Renal cell carcinoma comprises approximately 3% of all adult malignancies13
and is increasingly diagnosed as an incidental finding during routine radiologic imaging.6,16
However, ccRCC may present with metastatic lesions in patients with concurrent clinically undiagnosed primary or a remote history of renal cancer; approximately one third of patients are diagnosed with metastatic disease at the time of presentation.16
Metastatic ccRCC most frequently involves the lung, bone, liver, and brain, but ccRCC also characteristically involves “unusual” sites of metastasis and can involve nearly any organ in the body such as the thyroid and pancreas.16
Metastatic ccRCC is the most common metastasis to involve the thyroid gland, accounting for approximately 33% of all metastases in the thyroid in clinical material.17
In the thyroid, metastatic ccRCC could be misinterpreted as a clear-cell change in adenomatoid nodules, follicular adenomas, or parathyroid gland adenomas. In one series of metastatic ccRCC in the thyroid gland, 36% of metastases were the initial manifestation of renal cell carcinoma in these patients.10
PAX8 is a transcription factor expressed by both thyroid and renal-lineage cells.7,8,12,14,20
In the thyroid, its role has long been established as a transcriptional regulator by binding to the thyroperoxidase promoter.7,14
Translocations involving chromosomes 2 and 3 create a fusion product of PAX8 and peroxisome proliferator-activated receptor-γ, which can be seen in follicular adenomas and carcinomas.8
Immunolabeling for PAX8 is not routinely used in metastatic thyroid lesions, whereas immunolabeling for the transcription factor TTF1 is more commonly used.8
The detection of PAX8 by IHC has been variable in thyroid neoplasms.18,19
In contrast, PAX8 IHC labeling is frequently used to support the diagnosis of metastatic renal neoplasms.2
CAIX is a downstream effector of the von Hippel-Lindau hypoxia inducible pathway, which plays a major role in the pathogenesis of ccRCC, and CAIX can be detected by IHC in ccRCC and other renal neoplasms.1,3,4,9
Its expression has been extensively and controversially investigated as an independent predictor of survival in ccRCC.5,15
CAIX expression has been studied in a wide range of normal and neoplastic human tissues,11
but its expression in thyroid has not been studied.

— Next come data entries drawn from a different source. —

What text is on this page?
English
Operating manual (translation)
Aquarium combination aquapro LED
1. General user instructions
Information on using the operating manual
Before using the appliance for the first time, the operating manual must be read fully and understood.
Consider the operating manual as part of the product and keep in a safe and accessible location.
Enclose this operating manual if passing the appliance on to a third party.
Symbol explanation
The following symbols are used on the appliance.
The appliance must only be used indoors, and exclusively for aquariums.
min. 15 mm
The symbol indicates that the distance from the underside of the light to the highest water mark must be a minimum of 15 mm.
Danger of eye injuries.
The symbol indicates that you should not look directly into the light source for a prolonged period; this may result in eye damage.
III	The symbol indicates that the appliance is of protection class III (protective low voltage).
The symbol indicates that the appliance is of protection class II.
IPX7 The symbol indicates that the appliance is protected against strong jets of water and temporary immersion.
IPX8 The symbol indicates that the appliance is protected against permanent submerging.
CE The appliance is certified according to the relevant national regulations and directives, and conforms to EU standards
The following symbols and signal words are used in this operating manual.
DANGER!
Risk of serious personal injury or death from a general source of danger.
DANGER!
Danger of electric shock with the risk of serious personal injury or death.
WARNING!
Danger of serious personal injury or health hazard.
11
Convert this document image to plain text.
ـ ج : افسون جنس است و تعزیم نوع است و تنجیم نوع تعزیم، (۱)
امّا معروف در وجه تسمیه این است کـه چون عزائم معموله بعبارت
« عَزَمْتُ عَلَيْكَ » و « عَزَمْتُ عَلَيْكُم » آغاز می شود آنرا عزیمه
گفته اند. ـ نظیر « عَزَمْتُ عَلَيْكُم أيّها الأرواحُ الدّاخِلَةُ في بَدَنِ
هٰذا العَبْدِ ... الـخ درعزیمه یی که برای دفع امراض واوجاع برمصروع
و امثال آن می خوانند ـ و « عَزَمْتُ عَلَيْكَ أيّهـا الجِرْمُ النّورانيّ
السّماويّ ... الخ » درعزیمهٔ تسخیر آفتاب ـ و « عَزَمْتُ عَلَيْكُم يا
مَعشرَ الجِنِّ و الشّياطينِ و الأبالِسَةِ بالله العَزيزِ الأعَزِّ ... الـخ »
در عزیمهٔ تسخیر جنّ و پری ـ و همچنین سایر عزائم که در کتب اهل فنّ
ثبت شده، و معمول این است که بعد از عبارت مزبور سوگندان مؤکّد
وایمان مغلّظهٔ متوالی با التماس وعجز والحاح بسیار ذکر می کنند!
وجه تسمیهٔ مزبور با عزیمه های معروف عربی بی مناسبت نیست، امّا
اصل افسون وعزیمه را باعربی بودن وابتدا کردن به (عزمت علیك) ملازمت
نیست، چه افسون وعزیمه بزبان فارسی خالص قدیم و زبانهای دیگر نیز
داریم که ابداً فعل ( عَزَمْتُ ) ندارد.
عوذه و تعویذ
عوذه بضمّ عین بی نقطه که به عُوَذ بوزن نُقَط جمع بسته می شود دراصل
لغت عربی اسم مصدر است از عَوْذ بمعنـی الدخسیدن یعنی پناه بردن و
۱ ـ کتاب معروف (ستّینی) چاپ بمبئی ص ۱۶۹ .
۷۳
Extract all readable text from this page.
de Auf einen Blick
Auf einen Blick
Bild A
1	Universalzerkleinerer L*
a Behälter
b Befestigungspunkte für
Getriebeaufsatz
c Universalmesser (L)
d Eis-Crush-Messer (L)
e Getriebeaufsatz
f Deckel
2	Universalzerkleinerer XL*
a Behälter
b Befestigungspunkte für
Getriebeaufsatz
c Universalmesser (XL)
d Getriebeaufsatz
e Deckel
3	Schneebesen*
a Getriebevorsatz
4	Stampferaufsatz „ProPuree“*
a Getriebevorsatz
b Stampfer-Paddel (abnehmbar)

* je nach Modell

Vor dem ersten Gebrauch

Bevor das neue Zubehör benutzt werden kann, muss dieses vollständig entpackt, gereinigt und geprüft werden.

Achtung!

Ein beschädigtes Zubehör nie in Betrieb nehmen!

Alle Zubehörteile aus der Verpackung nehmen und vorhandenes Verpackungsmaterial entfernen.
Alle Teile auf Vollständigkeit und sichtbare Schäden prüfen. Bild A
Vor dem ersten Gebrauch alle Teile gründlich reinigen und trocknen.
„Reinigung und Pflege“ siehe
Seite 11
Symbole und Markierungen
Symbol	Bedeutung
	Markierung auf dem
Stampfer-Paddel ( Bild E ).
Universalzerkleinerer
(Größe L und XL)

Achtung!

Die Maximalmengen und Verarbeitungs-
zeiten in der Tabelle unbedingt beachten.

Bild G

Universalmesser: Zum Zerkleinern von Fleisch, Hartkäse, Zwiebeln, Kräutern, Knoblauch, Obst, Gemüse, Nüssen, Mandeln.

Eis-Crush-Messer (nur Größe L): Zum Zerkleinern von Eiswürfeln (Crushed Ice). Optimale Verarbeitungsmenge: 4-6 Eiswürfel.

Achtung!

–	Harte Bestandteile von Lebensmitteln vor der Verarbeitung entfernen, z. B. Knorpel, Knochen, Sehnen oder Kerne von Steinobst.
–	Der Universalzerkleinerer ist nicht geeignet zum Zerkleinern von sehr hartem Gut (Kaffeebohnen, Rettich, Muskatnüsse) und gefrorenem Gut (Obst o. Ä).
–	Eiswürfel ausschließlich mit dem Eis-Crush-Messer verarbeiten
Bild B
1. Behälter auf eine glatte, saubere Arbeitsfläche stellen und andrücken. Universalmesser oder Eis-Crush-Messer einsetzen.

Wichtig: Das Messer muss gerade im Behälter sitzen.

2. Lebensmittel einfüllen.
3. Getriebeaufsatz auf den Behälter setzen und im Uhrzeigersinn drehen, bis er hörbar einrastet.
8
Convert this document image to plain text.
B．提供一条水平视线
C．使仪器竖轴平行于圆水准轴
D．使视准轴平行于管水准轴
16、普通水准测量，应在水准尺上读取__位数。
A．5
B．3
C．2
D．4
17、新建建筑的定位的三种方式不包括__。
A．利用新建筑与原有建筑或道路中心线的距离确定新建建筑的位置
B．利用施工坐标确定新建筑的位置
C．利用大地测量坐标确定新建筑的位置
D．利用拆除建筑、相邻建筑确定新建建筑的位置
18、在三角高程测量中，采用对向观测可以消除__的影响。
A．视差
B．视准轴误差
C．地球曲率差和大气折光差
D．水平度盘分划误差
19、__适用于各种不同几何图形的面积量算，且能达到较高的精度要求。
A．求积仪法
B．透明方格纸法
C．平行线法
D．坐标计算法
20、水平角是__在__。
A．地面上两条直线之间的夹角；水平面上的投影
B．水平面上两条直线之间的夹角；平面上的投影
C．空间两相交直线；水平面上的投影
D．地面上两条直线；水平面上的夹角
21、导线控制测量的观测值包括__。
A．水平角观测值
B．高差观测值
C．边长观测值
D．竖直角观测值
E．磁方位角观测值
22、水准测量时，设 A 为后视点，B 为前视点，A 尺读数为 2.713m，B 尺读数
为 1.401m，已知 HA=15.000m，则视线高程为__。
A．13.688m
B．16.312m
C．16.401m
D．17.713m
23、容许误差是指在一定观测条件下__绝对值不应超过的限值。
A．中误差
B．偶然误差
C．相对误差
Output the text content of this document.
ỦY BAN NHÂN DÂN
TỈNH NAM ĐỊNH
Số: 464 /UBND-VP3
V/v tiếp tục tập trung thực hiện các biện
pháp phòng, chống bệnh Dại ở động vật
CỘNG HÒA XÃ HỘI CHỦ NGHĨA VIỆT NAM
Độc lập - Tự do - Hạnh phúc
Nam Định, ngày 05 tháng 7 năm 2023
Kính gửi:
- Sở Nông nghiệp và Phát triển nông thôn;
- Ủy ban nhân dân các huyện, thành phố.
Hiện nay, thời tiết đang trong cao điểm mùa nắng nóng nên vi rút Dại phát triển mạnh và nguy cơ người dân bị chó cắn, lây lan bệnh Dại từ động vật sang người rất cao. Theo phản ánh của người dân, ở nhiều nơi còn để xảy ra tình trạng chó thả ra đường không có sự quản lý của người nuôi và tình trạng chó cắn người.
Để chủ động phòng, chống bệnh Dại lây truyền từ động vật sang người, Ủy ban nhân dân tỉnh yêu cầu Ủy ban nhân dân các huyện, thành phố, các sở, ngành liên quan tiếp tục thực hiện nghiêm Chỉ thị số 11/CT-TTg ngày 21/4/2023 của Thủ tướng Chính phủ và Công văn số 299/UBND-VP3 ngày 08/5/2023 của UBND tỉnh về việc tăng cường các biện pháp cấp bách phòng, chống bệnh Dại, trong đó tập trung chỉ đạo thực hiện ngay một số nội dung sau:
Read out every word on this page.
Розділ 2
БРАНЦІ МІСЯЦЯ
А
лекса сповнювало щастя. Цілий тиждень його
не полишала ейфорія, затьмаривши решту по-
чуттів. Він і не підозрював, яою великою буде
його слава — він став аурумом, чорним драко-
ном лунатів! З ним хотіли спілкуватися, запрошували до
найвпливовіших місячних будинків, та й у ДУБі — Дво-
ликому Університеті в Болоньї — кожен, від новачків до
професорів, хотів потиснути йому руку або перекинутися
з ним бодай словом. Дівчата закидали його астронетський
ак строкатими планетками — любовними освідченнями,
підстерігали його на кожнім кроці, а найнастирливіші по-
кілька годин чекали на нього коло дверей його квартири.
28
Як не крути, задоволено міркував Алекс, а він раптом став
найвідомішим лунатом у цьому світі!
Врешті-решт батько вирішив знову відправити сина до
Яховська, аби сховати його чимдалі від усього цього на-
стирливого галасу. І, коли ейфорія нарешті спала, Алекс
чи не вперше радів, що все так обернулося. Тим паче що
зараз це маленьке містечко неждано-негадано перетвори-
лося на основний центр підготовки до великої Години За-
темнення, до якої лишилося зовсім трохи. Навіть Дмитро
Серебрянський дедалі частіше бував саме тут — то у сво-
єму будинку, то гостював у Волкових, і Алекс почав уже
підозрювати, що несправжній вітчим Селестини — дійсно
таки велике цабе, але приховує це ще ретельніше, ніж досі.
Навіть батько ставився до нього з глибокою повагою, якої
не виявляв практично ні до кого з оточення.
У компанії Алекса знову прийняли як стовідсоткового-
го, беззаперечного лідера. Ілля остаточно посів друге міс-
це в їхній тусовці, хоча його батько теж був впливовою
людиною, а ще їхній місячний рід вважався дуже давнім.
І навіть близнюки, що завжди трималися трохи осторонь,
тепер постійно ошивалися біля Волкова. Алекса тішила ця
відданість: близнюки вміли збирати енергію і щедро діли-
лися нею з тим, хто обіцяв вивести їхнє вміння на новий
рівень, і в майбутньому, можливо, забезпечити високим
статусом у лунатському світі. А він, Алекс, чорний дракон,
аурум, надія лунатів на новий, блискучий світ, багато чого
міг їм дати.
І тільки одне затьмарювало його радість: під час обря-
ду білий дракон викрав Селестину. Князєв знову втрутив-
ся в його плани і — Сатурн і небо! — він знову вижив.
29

Although the diagnosis of metastatic ccRCC may be strongly suspected on the basis of histomorphology, IHC studies are often necessary to confirm the diagnosis, especially in patients with no known history of primary ccRCC. No previous study has evaluated the diagnostic use of PAX8 and CAIX in the setting of metastatic ccRCC in the thyroid. Here, we investigated the expression of PAX8, CAIX, TTF, and TGB in 12 cases of metastatic ccRCC in the thyroid and in parathyroid glands and adenomas with clear-cell change, papillary thyroid carcinomas, thyroid follicular adenomas, and adenomatoid nodules.
As expected, PAX8 is not a useful immunomarker in distinguishing metastatic ccRCC from primary thyroid lesions. Although PAX8 will be negative in parathyroid lesions, the marker still has limited use because positive staining does not further distinguish between thyroid and renal lesions. Additional markers that are specific for parathyroid, such as parathyroid hormone and chromogranin, can also be used in this setting. Histologic clues that support the diagnosis of parathyroid tissue include the presence of acidophilic oxyphil cells and admixed fibroadipose tissue ().
An immunoprofile of “TTF1(−)/TGB(−)/CAIX(+)” was 100% sensitive and specific for metastatic ccRCC in the thyroid. The reverse profile “TTF1(+)/TGB(+)/CAIX(−)” supported a primary thyroid lesion. However, this study is limited to 12 cases, and these findings should be validated in a larger series.
Thyroid nodules are routinely sampled by FNA for diagnostic evaluation.21
One of the cases of metastatic ccRCC included in this series was initially diagnosed as an adenomatoid nodule on preoperative FNA. A high index of suspicion must be maintained for metastatic ccRCC in the thyroid in an FNA containing cells with a prominent clear cytoplasm and fine vasculature, as ccRCC may present as an isolated metastasis with an occult or remote primary.16
The potential use of the immunopanel of TTF, TGB, and CAIX in thyroid FNAs will be explored in a separate study.